Hulu’s The Handmaid's Tale started as a story set in the Waterford household. The lead cast of characters included Commander Fred Waterford, his wife Serena Joy, their chauffeur Nick, their Martha Rita, and of course their Handmaid June, known at the time as "Offred” (literally “Of Fred”). But since Season 3, a new Commander has been part of June's story: Commander Joseph Lawrence, the supposed architect of Gilead's economy. But is Commander Joseph Lawrence good or evil? The Handmaid’s Tale does a good job of leaving viewers guessing.
Warning: Spoilers for The Handmaid's Tale Season 3 follow. Season 3 began with Serena Joy going over the edge after losing Nichole. In a helpless rage, she set fire to her marital bed, where she and her husband raped and impregnated June. The house fire took the building down with it. Although everyone survived, it was the end of an era. Serena Joy went to live with her mother and her husband was demoted. Nick was promoted and given orders to leave the city and head to Chicago, where rebel Americans had taken the city. And June was Offred no more. After a short stay in the Red Center, she was reassigned to Commander Joseph Lawrence's house and renamed "Ofjoseph."
It wasn't the first time Commander Lawrence had turned up in The Handmaid's Tale. Actor Bradley Whitford, who plays the character, had a guest arc in Season 2 when he took on Emily as the household Handmaid after she was brought back from the Colonies. That meant, going in, viewers knew some perks come along with this assignment at his house, although perhaps not the ones someone like Lydia would be pleased to boast about.
Lawrence may be Gilead's architect and a powerful man in the government. But his perks are more of the kind for Handmaids who desperately want to be left alone. As viewers learned in Season 2, Lawrence's wife hates Gilead. She would tear the system apart brick by brick if the world let her. Since they won't, she spends most of her time on anti-anxiety and antidepressant meds, locked away in her room. That meant no “ceremonies,” no pregnancies, and no harassment.

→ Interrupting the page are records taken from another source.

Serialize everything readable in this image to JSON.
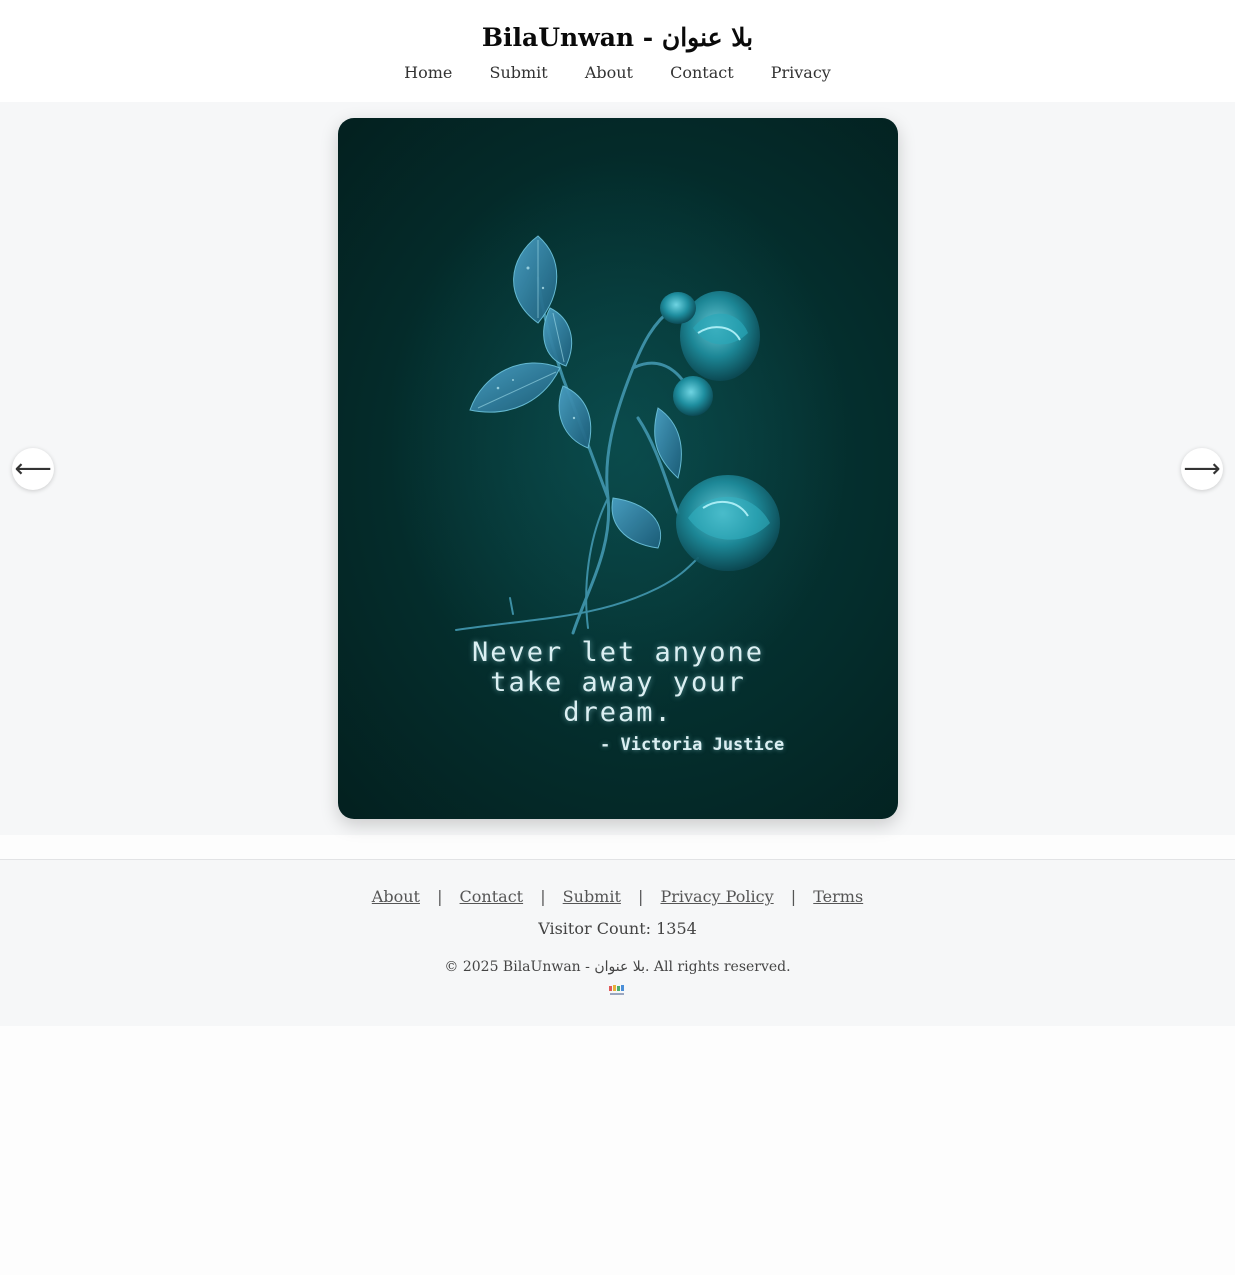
{
  "header": {
    "title": "BilaUnwan - بلا عنوان",
    "nav": [
      "Home",
      "Submit",
      "About",
      "Contact",
      "Privacy"
    ]
  },
  "carousel": {
    "quote_lines": [
      "Never let anyone",
      "take away your",
      "dream."
    ],
    "author": "- Victoria Justice",
    "prev_icon": "arrow-left-icon",
    "next_icon": "arrow-right-icon",
    "prev_glyph": "⟵",
    "next_glyph": "⟶"
  },
  "footer": {
    "links": [
      "About",
      "Contact",
      "Submit",
      "Privacy Policy",
      "Terms"
    ],
    "separator": "|",
    "visitor_count": "Visitor Count: 1354",
    "copyright": "© 2025 BilaUnwan - بلا عنوان. All rights reserved."
  },
  "colors": {
    "card_bg": "#042d2c",
    "flower": "#2aa6b8",
    "quote_text": "#dbeff2",
    "footer_bg": "#f6f7f8"
  }
}
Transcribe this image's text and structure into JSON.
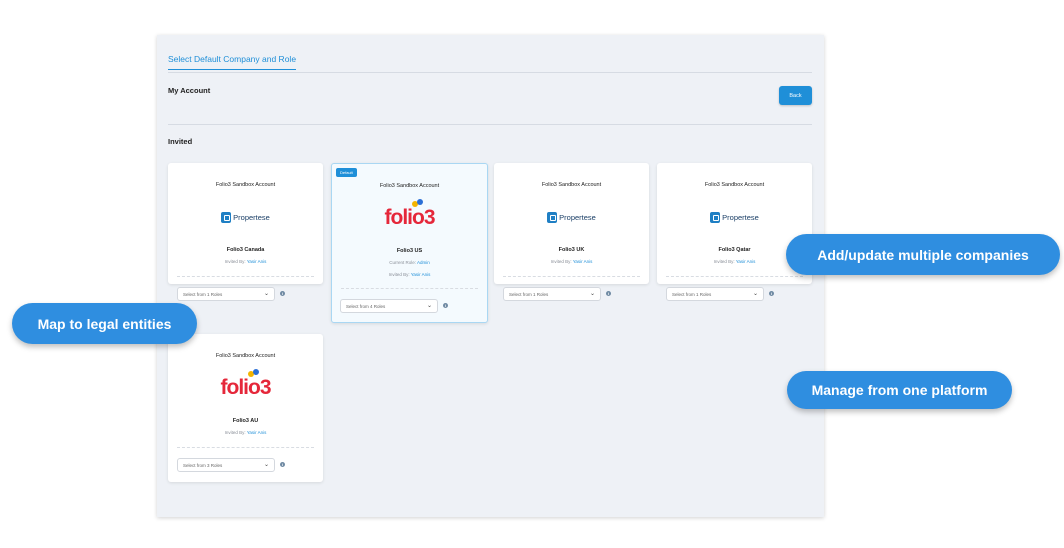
{
  "tab": {
    "label": "Select Default Company and Role"
  },
  "account": {
    "title": "My Account",
    "back_label": "Back"
  },
  "invited": {
    "title": "Invited"
  },
  "cards": [
    {
      "header": "Folio3 Sandbox Account",
      "logo": "propertese",
      "name": "Folio3 Canada",
      "invited_prefix": "Invited By:",
      "invited_by": "Yasir Anis",
      "select": "Select from 1 Roles",
      "default": false
    },
    {
      "header": "Folio3 Sandbox Account",
      "logo": "folio3",
      "name": "Folio3 US",
      "current_prefix": "Current Role:",
      "current_role": "Admin",
      "invited_prefix": "Invited By:",
      "invited_by": "Yasir Anis",
      "select": "Select from 4 Roles",
      "default": true,
      "badge": "Default"
    },
    {
      "header": "Folio3 Sandbox Account",
      "logo": "propertese",
      "name": "Folio3 UK",
      "invited_prefix": "Invited By:",
      "invited_by": "Yasir Anis",
      "select": "Select from 1 Roles",
      "default": false
    },
    {
      "header": "Folio3 Sandbox Account",
      "logo": "propertese",
      "name": "Folio3 Qatar",
      "invited_prefix": "Invited By:",
      "invited_by": "Yasir Anis",
      "select": "Select from 1 Roles",
      "default": false
    },
    {
      "header": "Folio3 Sandbox Account",
      "logo": "folio3",
      "name": "Folio3 AU",
      "invited_prefix": "Invited By:",
      "invited_by": "Yasir Anis",
      "select": "Select from 3 Roles",
      "default": false
    }
  ],
  "logos": {
    "propertese_text": "Propertese",
    "folio3_text": "folio3"
  },
  "callouts": {
    "companies": "Add/update multiple companies",
    "legal": "Map to legal entities",
    "platform": "Manage from one platform"
  },
  "colors": {
    "accent": "#1f8fd8",
    "callout": "#2f8ee0",
    "folio_red": "#e5273a"
  }
}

But what June discovered upon moving in was that it's not just in quietly not participating in the daily horrors of Gilead where Lawrence's behavior deviates from the norm. Lawrence also turns a blind eye when it comes to his Marthas. By the time June takes residence, she discovers there's an entire resistance network all but openly operating out of his kitchen.
Since June's reason for returning to Gilead instead of fleeing to Canada at the end of Season 2 was to either find or create this precise network with the idea of tearing down Gilead from the inside, it's like she landed in the ideal home base. Perhaps Lawrence would even pitch in and assist. After all, a handmaid needs her allies.
But, like most revolutions, nothing is that simple. Lawrence is, after all, the guy who dreamed up the philosophies of Gilead. He's emotionally detached from situations. He may stop Aunt Lydia from attacking June with a cattle prod in front of him, but he's not trying to dismantle the system either. He’s more interested in musing about the amount of electricity those cattle prods deliver. Lawrence is the guy who thinks nothing of "playing devil's advocate" and "just asking questions," with a complete disregard for the fact that he's treating the humanity of others as an abstract thought exercise. He treats both the Marthas and June like a cat would a small injured predator caught in between its paws: willing to test their loyalty and sneer when they fail to impress — and sometimes even when they succeed.
But as Waterford noted to June when they discussed her new placement, Lawrence is, above all, a survivor. If his family's in danger, all bets are off. He'll throw his longtime Martha to the Guardians if that's what it takes to protect his wife or his household. He is a man who genuinely believes the needs of the many outweigh the needs of the few. Lawrence may not be wholly evil, but without a lever to push him into doing the right thing, he's not the safe harbor fans were hoping June had found. In the end, the only people she can trust in Gilead are women.
The Handmaid's Tale is streaming on Hulu.